な、なんだったんだ今のは……? 何やら悪寒を感じる。と思っていると、オレの足元の布団から、昨日と同じ、黒のひらひらが付いたキャミソール姿のリウが、ゆっくりと顔を出して来た。頬を真っ赤にして。
「…………」
「ん? なんだ?」
「……おお…………」
おお……? 動揺しているのか、目まで回しそうな表情で急に謝りだした。
「ごめんなさい、なかなか起きなかったから……。ビンタもしたし、こちょこちょも……それにエイッ! て、かんちょうしても起きなかったからつい……触ったら、起きるかなと思ってたんだけど……そんなにだったとは知らなくて…………」
リウが謝っていることがオレには理解できなかった。何について謝っているんだろう? 今起こしたことかな? 確かに若干下半身に違和感を覚えたものの、多彩なことではない。それに起こしてくれたなら謝るではなく、感謝するのはこっちの方だ。
「いや、謝んなよ……それより、ありがとな」
「へっ!?」
赤面しきったリウが素頓狂な声を上げる。何をそこまでリウを困らせているのか……。別に起こしたことに責任を感じているなら、気にしなくていいんだがな。
パニック状態のリウを微笑ましいと思いながら、オレは机の上に置いてある時計を目にした。公園暮らしをしていたオレにとって、遠くを見るのは造作もない。なんたって視力は普通にいいんだからな。
が、オレはディジタルの時計を目にするなり、ベッドの上を立ち上がって発狂した。
「おい、ちょっと待てよ! 夕食の時間に起こしてくれる約束だったろ! なんでもう朝の六時三十二分なんだよ!」
頭を抱えるオレ。
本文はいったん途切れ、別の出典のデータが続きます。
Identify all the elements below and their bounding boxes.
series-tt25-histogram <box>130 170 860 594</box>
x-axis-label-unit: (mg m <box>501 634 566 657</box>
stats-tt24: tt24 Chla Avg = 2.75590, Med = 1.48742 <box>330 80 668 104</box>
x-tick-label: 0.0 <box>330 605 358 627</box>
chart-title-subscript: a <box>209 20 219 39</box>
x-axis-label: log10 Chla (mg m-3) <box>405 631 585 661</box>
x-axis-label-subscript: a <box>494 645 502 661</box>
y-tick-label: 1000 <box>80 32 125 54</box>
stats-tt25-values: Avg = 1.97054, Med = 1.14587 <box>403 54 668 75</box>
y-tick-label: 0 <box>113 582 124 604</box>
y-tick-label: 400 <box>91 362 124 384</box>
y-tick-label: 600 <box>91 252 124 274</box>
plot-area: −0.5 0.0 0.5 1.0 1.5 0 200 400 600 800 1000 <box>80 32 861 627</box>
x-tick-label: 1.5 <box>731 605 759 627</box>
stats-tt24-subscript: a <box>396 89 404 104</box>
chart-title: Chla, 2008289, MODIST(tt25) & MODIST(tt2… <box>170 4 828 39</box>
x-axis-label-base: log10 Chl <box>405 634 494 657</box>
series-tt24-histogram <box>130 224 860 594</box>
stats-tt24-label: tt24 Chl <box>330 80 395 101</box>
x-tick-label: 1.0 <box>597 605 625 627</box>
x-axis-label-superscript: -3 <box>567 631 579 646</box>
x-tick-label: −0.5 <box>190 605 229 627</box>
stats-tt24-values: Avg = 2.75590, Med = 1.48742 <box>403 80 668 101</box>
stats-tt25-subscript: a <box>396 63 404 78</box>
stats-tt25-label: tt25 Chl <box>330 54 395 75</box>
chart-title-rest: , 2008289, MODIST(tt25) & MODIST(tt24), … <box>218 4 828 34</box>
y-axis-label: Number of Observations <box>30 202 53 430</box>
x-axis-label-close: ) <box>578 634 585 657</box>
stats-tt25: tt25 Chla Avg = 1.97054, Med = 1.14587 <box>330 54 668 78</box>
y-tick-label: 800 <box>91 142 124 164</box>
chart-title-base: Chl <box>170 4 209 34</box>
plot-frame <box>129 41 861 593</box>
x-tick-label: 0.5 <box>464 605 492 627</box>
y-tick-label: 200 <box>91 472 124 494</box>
こんな形で、オレは大切な一食分の食事を無駄にしたんだ。
発狂するオレを見ていたリウは、リンゴ色に染まった頬を落ち着かせ、元の白い艶やかな肌の状態に戻った。
「だから、ライが起きないから……何度も起こしたんだよ?」
いつものおっとりとした口調。しかし、そこには何か刺のような声色が見えた。
「な……何度もか……」
「うん。でも起きなかったから、今の今まで寝かせておいたの」
くっ……起こされても起きなかったのか。それはオレの責任だ。比は全てオレにある。そう思ったオレは、ため息をつきながらふと思った。
オレ、足治ってね?
気がつくと、オレは松葉杖無しでベッドの上を立ち上がっていた。どうやらすっかり治ったようだ。昨日の食事と、今までの睡眠が力になってくれたのかな? オレは、昨日頂いた味噌汁少々と、蟹の足一本に感謝しながら、冷静になって布団から身を投げだした。
「まあ、いいか。それに腹が減った。朝飯食べに行こうぜ!」
そうリウに言うと、「子供ね」とかなんとか言いながら、駆けていくオレの後ろに続いて部屋をあとにした。
まるで一昨日のことが夢のような気がする。オレは本当に公園で辛い人生を歩んでいたのだろうか? 本当にオレはクローンなのだろうか? 日が経っていくうちに、オレは負の感情が飛び去っていくような感覚を覚え、幸せを感じ始めていた。